Dans quelques jours, 50 ans se seront écoulés depuis ce jour faste et mémorable.

Le Grand Rabbin WARSCHAWSKI za"l disait qu'une communauté qui oublie son passé n'a pas d'avenir.

Ce passé, dont nous profitons encore aujourd'hui, grâce aux structures créées de toutes pièces par une équipe animée par un homme exceptionnel, le Grand Rabbin Abraham DEUTSCH za"l, reste la base qui nous a permis de bénéficier de fondations solides et durables pour la vie communautaire.

C'est à cette époque que les jeunes comme moi, ont été attirés vers la Communauté parce que le discours qu'ils entendaient, était sans concession religieuse, tout en préservant une tolérance intelligente et sincère.

Il ne s'agit pas de ne magnifier que le passé, qui le mériterait bien, mais de nous tourner vers l'avenir.

Quelle communauté laisserons-nous pour les générations à venir ?

La physionomie de notre Kahal, au sens large, a beaucoup évolué.
Il est incontestable que le courant Mizra'hi, c'est-à-dire religieux de stricte observance, largement majoritaire dans les années 60 à 80 a fortement régressé au profit, soit du courant ‘haredi, c'est-à-dire ultra orthodoxe, soit de celui de la mouvance libérale.

Force est de constater qu'en même temps, nous avons laissé un grand nombre d'entre nous, sur le bord du chemin.

Les garçons qui célèbrent leur bar mitsvah viennent pour nombre d'entre eux, le jour des tephilines et le Shabath qui suit, pour disparaître aussi vite après, sans que personne ne s'en inquiète.

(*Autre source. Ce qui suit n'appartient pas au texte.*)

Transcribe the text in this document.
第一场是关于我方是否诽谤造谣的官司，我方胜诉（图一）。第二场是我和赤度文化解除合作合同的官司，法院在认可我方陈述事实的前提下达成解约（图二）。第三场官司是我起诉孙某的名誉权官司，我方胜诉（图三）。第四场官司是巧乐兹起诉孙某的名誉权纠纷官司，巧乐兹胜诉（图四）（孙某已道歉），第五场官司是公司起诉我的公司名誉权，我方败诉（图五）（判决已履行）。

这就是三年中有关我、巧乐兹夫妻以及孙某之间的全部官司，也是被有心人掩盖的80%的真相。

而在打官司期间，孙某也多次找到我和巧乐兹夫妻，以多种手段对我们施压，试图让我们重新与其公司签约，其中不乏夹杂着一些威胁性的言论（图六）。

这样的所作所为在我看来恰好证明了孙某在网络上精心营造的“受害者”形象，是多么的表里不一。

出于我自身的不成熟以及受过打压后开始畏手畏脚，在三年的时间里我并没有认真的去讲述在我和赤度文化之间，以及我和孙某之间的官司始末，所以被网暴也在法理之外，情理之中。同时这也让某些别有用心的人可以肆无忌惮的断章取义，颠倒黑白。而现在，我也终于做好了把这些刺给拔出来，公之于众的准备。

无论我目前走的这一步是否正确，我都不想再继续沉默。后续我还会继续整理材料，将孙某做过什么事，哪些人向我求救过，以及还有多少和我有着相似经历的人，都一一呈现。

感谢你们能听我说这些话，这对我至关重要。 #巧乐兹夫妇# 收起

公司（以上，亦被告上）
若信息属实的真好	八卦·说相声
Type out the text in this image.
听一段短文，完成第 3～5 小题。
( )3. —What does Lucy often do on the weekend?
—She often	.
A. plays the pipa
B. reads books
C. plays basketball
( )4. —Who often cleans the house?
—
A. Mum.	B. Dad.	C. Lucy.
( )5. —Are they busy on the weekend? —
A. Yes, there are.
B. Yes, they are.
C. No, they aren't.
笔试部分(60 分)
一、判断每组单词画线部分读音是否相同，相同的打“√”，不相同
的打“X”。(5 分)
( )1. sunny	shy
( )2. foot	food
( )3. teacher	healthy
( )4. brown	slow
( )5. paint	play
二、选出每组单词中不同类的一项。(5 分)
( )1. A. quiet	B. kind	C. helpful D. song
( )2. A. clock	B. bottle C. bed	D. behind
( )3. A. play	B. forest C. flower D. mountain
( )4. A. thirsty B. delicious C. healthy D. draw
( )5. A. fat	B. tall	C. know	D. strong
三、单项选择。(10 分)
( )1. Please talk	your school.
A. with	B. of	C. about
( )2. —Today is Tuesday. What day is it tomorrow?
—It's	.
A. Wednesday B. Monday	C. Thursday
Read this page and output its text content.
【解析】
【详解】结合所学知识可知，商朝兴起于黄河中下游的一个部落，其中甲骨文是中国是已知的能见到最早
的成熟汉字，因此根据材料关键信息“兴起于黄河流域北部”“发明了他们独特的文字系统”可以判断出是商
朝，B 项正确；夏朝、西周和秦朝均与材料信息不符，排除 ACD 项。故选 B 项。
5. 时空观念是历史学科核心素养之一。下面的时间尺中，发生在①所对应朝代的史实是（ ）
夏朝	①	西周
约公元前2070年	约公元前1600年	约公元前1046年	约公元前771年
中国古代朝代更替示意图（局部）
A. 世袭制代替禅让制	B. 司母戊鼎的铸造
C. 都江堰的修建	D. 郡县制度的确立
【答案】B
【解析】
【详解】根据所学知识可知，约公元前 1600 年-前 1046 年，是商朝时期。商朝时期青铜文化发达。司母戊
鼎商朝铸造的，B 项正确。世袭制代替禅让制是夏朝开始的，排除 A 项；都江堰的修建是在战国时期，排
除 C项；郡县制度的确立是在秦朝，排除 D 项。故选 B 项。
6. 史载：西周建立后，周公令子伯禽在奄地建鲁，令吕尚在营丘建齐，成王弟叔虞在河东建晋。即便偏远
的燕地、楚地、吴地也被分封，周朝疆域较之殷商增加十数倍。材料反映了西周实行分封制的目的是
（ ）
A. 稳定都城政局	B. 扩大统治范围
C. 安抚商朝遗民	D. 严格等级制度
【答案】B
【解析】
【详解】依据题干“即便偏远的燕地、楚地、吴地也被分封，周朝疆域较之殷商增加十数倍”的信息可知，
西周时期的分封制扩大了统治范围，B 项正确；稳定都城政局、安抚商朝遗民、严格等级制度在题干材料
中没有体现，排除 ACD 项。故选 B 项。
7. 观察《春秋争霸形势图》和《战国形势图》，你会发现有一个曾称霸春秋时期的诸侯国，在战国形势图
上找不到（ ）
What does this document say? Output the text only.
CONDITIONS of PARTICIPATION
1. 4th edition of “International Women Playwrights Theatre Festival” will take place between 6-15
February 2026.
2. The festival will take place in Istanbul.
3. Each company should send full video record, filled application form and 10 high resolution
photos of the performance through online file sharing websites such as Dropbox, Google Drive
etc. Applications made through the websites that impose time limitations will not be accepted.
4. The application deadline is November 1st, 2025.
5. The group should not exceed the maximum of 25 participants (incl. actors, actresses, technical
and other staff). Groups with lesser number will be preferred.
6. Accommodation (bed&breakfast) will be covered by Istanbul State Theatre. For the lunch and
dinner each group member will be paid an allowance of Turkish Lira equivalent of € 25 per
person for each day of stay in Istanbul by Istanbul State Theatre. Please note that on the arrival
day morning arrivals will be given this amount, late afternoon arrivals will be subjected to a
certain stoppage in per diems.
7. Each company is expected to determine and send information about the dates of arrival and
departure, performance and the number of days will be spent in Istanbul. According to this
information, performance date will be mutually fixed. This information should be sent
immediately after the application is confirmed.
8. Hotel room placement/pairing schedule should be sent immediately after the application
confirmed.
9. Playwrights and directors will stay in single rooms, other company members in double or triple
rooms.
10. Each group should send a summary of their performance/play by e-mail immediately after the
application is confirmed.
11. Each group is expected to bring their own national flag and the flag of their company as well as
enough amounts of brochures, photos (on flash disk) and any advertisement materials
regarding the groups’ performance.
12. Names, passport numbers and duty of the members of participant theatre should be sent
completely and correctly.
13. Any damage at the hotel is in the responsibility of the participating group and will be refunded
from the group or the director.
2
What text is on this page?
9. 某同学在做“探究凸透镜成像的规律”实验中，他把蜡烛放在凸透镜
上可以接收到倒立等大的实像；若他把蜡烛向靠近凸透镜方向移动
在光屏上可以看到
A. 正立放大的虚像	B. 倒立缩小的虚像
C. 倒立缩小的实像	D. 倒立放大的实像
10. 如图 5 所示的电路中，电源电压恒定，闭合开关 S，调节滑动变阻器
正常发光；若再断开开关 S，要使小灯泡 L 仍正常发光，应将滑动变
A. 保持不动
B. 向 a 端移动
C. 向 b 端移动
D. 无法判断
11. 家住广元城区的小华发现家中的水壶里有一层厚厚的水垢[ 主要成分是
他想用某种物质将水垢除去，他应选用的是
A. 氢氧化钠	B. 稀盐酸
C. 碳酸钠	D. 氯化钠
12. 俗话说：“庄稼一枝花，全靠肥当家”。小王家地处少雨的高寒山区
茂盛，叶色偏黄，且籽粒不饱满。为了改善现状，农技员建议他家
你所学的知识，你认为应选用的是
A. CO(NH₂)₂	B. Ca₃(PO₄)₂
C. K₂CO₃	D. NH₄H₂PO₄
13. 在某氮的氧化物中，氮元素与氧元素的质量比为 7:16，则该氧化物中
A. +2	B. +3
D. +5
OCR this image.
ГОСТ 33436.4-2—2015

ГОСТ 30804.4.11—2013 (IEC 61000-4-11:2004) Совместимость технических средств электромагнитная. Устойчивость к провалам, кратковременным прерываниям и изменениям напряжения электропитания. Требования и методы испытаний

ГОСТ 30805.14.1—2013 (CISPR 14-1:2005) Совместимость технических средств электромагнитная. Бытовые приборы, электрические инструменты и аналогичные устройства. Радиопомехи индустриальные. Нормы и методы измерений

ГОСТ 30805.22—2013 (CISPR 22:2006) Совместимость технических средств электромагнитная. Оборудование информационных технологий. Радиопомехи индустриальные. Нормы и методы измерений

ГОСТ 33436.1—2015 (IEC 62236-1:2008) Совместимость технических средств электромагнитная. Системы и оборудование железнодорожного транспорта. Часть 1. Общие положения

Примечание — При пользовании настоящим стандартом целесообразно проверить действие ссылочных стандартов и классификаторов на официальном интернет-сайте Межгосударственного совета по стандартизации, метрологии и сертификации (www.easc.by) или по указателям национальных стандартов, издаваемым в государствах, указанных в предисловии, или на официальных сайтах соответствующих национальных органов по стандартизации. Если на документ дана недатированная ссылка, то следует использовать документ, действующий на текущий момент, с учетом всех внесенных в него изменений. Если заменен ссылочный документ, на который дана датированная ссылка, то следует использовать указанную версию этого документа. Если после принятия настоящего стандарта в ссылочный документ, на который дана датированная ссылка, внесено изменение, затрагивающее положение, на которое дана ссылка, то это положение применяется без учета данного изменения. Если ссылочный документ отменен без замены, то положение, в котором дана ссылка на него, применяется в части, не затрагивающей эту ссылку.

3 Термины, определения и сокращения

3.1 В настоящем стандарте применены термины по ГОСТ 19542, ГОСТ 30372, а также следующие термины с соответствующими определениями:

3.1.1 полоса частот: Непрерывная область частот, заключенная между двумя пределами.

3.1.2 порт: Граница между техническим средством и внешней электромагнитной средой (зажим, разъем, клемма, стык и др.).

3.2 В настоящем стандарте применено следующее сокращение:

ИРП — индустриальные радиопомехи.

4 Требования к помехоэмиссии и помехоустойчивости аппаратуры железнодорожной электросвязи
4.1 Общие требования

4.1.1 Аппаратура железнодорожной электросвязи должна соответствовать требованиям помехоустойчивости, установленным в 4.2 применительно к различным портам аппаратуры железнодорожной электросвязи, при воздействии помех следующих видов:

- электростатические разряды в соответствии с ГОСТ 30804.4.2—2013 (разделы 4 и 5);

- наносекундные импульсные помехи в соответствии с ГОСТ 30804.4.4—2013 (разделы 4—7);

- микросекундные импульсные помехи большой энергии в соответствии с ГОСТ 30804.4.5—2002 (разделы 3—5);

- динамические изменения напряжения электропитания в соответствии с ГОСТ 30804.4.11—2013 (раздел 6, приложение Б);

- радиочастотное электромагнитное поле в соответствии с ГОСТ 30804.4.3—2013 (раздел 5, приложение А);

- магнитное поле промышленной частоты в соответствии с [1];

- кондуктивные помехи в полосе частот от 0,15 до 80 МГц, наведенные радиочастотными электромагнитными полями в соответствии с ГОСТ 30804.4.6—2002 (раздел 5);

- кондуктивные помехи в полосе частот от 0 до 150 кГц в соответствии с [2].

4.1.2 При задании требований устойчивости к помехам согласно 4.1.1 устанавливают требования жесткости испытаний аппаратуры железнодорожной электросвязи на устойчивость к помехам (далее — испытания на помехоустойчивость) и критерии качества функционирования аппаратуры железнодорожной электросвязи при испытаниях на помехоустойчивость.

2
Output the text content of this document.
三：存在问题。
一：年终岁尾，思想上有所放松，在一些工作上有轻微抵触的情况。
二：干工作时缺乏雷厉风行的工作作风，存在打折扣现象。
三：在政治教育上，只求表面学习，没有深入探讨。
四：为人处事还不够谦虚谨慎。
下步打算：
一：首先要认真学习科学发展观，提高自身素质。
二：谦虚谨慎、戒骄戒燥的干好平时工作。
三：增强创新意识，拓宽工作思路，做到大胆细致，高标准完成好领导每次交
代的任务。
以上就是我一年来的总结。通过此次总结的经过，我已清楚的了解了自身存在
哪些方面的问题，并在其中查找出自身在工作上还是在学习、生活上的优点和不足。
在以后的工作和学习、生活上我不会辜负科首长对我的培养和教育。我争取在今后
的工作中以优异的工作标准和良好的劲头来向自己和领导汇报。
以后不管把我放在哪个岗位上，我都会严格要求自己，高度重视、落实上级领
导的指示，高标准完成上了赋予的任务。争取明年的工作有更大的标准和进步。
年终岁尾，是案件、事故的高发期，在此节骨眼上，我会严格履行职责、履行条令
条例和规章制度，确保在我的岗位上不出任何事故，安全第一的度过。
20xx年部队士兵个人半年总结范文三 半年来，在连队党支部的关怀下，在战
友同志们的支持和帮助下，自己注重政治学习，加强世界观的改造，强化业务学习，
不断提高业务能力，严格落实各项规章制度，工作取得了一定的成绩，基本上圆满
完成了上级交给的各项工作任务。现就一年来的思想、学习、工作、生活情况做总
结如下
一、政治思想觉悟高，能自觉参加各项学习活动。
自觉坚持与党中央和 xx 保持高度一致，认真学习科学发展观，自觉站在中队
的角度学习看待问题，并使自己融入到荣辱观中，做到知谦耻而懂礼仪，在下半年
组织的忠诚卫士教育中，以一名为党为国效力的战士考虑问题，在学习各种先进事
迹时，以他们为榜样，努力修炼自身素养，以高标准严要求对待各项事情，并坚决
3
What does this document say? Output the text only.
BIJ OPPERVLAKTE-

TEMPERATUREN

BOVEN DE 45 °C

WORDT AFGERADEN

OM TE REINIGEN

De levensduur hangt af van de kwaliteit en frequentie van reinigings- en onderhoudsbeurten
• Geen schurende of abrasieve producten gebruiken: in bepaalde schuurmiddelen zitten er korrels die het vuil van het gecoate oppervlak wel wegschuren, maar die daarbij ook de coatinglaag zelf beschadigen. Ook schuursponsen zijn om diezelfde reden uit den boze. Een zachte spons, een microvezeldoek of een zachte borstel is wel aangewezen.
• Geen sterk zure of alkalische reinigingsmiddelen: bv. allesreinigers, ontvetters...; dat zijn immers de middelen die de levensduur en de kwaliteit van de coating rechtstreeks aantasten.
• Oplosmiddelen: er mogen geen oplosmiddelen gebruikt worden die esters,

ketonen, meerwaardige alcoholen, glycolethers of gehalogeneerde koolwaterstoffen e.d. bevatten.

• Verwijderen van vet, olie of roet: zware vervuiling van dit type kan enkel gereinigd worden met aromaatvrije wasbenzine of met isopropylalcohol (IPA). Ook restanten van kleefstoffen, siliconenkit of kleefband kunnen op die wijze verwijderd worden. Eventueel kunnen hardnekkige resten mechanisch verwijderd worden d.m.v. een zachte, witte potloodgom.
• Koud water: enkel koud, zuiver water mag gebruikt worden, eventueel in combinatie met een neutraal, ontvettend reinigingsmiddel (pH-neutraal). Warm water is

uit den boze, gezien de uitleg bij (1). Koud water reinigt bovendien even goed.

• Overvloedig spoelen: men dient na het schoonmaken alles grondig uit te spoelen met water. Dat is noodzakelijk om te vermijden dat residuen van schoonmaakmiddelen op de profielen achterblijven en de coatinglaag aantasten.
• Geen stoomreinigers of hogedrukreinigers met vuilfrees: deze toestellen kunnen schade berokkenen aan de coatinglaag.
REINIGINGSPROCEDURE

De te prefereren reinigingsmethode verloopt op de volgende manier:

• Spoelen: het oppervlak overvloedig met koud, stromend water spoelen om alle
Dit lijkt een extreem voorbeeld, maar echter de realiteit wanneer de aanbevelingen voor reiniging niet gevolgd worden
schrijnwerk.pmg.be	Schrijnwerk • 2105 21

Je veux rappeler ici que dans ma jeunesse, nous organisions des offices pour ceux qui allaient en cours le samedi matin.
Le Shabath matin nous nous retrouvions à 6h45 au Mercaz pour un office d'une heure, puis nous faisions Kiddouch et enfin il y avait café et croissants pour tous, offerts par la communauté, avant qu'ils ne rejoignent le lycée Kléber ou le Lycée Fustel. Je dois ajouter que non seulement le Grand Rabbin soutenait cette initiative, mais nous faisait l'amitié de venir parfois.

Je ne veux pas prétendre qu'il faut refaire les mêmes choses, les époques ont changés, mais quand je vois dans la grande synagogue, le grand nombre qui oublie jusqu'au jour du Yahrzeit de leurs parents, je me pose la question du devenir de notre communauté, mais aussi de la non responsabilité de certains parents, qui ont eu la chance, pourtant, de bénéficier du soutien des leurs.

N'avons-nous pas une tendance à oublier le 3e mot de la devise de notre République, la Fraternité ?

Le Grand Rabbin Abraham DEUTSCH za"l disait, en conclusion le 23 mars 1958 :

"Cette maison ne sera, que lorsque nous nous efforcerons, mes frères et mes sœurs, de vivre notre judaïsme et de tendre nos bras secourables vers l'humanité. Alors seulement, comme jadis, sur cette maison descendra la gloire de D. et comme un nuage protecteur elle assurera notre marche vers la Lumière, vers la Paix, Amen."

Faisons tous ensemble, Rabbins et responsables laïcs, plus pratiquants ou moins, jeunes et anciens, oui faisons en sorte que le message de notre regretté Grand Rabbin, soit comme un phare qui longtemps guidera notre Communauté.

Y a-t-il plus belle manière de rendre hommage et de prolonger l'action de ceux qui ont reconstruit.
Et je citerai, pour conclure, le Président Ch. Ehrlich za"l :

"Notre pensée cherche à s'arracher au présent pour tenter d'ouvrir un dialogue avec les générations qui montent, pour leur dire que nous avons bâti pour elles…….Et c'est sur des illusions brisées, jonchant le fond de notre conscience, que nous avons bâti du nouveau et, croyons-nous, du solide que nous confions à ceux qui viennent après nous et qui, osons-nous espérer, béniront nos efforts."